Das hört sich sehr nach Eigeninitiative an.

Ja, und das unterscheidet uns von anderen Projekten. Die entwickeln Inhalte und tragen diese an die Schulen. Wir dagegen warten auf Schülerinnen und Schüler, die an uns herantreten und und ihrer Schule ein antirassistisches Profil geben wollen.

Was müssen die Schüler tun außer unterschreiben?
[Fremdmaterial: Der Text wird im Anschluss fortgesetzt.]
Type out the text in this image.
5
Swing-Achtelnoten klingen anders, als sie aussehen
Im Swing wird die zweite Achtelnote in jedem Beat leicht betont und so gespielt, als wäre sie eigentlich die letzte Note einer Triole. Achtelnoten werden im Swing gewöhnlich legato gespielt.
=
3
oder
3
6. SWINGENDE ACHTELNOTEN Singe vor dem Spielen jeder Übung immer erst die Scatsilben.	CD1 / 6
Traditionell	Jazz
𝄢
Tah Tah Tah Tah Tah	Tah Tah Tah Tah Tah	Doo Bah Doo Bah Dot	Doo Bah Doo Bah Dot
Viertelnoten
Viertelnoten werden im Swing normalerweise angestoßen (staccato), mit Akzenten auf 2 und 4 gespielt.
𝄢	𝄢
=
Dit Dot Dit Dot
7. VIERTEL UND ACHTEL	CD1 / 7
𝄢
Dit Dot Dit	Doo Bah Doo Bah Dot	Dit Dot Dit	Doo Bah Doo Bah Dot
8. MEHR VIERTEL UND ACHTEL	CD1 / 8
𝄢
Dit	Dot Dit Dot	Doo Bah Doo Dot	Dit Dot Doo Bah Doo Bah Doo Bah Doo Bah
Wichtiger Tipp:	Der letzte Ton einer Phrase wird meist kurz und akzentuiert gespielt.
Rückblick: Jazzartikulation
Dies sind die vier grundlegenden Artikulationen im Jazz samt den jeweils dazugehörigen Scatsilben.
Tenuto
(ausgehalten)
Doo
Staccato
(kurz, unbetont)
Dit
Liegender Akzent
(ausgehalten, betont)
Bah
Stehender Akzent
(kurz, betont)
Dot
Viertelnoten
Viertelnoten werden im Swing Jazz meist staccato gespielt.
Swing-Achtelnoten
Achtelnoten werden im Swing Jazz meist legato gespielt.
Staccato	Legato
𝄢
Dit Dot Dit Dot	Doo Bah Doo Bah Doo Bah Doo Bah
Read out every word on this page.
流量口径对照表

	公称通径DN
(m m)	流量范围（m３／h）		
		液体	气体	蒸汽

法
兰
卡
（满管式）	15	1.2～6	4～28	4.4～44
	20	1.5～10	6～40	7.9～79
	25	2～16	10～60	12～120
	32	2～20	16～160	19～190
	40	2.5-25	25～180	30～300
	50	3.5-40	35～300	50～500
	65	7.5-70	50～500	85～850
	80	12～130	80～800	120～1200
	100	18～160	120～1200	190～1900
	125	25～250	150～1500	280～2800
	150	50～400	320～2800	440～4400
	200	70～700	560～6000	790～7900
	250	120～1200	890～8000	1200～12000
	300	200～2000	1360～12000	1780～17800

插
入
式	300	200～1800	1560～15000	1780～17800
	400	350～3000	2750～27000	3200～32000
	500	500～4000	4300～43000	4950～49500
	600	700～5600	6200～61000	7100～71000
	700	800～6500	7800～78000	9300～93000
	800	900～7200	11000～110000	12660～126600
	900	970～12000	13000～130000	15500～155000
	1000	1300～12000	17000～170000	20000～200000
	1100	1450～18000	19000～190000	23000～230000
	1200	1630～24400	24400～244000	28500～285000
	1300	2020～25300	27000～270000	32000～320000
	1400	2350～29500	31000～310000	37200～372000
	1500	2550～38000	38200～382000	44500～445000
Die einzige formale Auflage, die wir machen, ist, dass sie jährlich ein schulweites Projekt machen. Wir legen unser Augenmerk stark auf die Differenzierung der Lebenswirklichkeit der Kinder. Deshalb geben wir auch keine einheitlichen, verbindlichen Inhalte vor. Wir wollen grundlegende Kompetenzen vermitteln und außerschulische Partner, die bereit sind, die Schüler zu unterstützen. Wir versuchen, Werkzeug an die Hand zu geben. Und natürlich stellen wir Kontakte zu anderen Schulen und Projekten her, um Erfahrungen und Material auszutauschen. Darüber hinaus organisieren wir Seminare, zum Beispiel für Schülerzeitungsredakteure, und fördern den Erfahrungsaustausch unter Schulen auf Landes -, Bundes und Europaebene.
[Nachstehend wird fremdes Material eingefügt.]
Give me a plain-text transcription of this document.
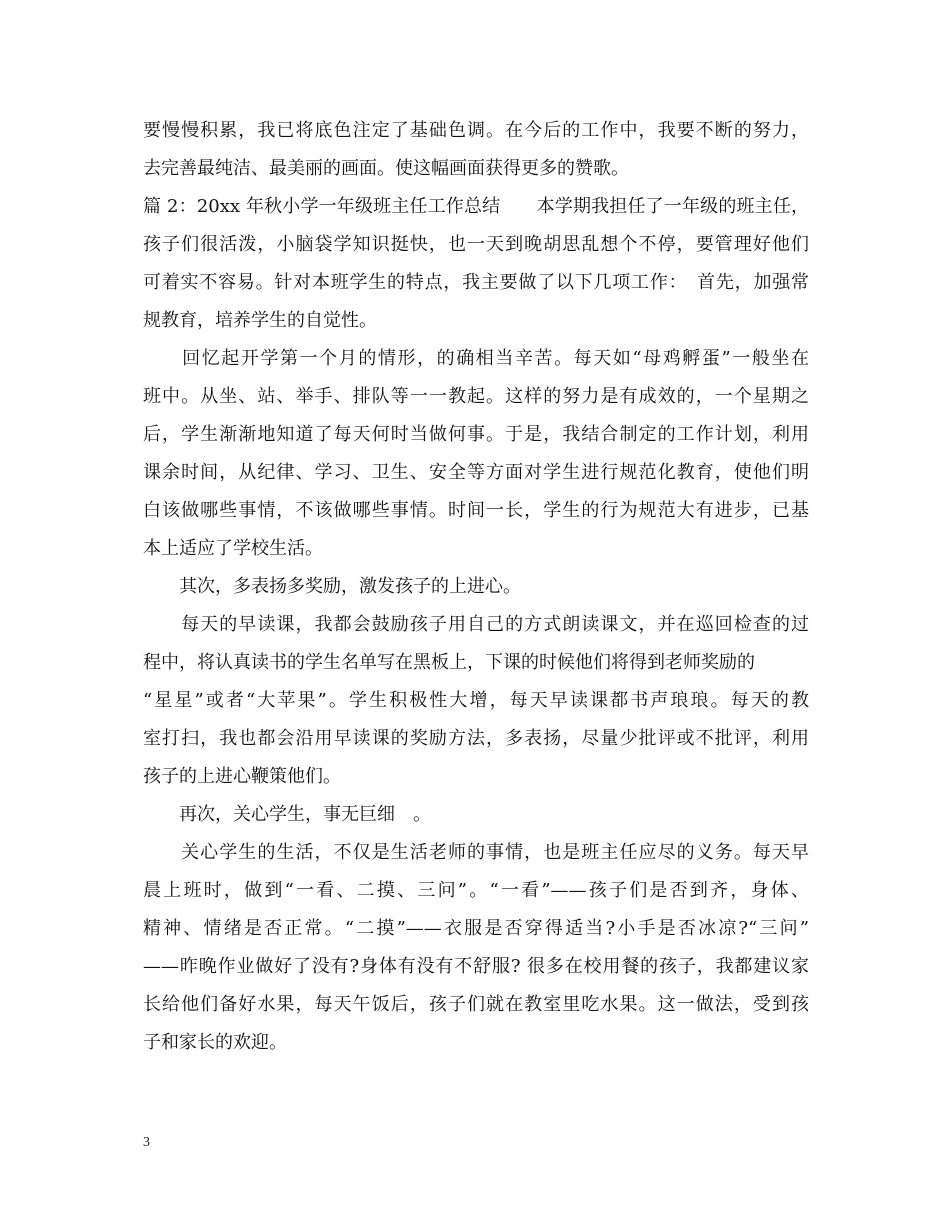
要慢慢积累，我已将底色注定了基础色调。在今后的工作中，我要不断的努力，
去完善最纯洁、最美丽的画面。使这幅画面获得更多的赞歌。
篇 2：20xx 年秋小学一年级班主任工作总结　　本学期我担任了一年级的班主任，
孩子们很活泼，小脑袋学知识挺快，也一天到晚胡思乱想个不停，要管理好他们
可着实不容易。针对本班学生的特点，我主要做了以下几项工作：　首先，加强常
规教育，培养学生的自觉性。
　　回忆起开学第一个月的情形，的确相当辛苦。每天如“母鸡孵蛋”一般坐在
班中。从坐、站、举手、排队等一一教起。这样的努力是有成效的，一个星期之
后，学生渐渐地知道了每天何时当做何事。于是，我结合制定的工作计划，利用
课余时间，从纪律、学习、卫生、安全等方面对学生进行规范化教育，使他们明
白该做哪些事情，不该做哪些事情。时间一长，学生的行为规范大有进步，已基
本上适应了学校生活。
　　其次，多表扬多奖励，激发孩子的上进心。
　　每天的早读课，我都会鼓励孩子用自己的方式朗读课文，并在巡回检查的过
程中，将认真读书的学生名单写在黑板上，下课的时候他们将得到老师奖励的
“星星”或者“大苹果”。学生积极性大增，每天早读课都书声琅琅。每天的教
室打扫，我也都会沿用早读课的奖励方法，多表扬，尽量少批评或不批评，利用
孩子的上进心鞭策他们。
　　再次，关心学生，事无巨细　。
　　关心学生的生活，不仅是生活老师的事情，也是班主任应尽的义务。每天早
晨上班时，做到“一看、二摸、三问”。“一看”——孩子们是否到齐，身体、
精神、情绪是否正常。“二摸”——衣服是否穿得适当?小手是否冰凉?“三问”
——昨晚作业做好了没有?身体有没有不舒服? 很多在校用餐的孩子，我都建议家
长给他们备好水果，每天午饭后，孩子们就在教室里吃水果。这一做法，受到孩
子和家长的欢迎。
3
Was sind das für Projekte an den Schulen?

Eine Schule in Frankfurt (Oder) zum Beispiel beschäftigt sich intensiv mit der deutsch-polnischen Frage. Das ist nicht unbedingt ein Thema für eine Schule in Hannover. Die beschäftigt eher die Frage: Wie leben denn die Kinder in dem Flüchtlingswohnheim zwei Straßen weiter?

Kann der Titel „Schule ohne Rassismus“ auch wieder aberkannt werden?

Noch hat sich dieses Problem nicht gestellt. Wichtig ist, die große Nachfrage der Schüler, die wirklich etwas tun wollen, zu befriedigen.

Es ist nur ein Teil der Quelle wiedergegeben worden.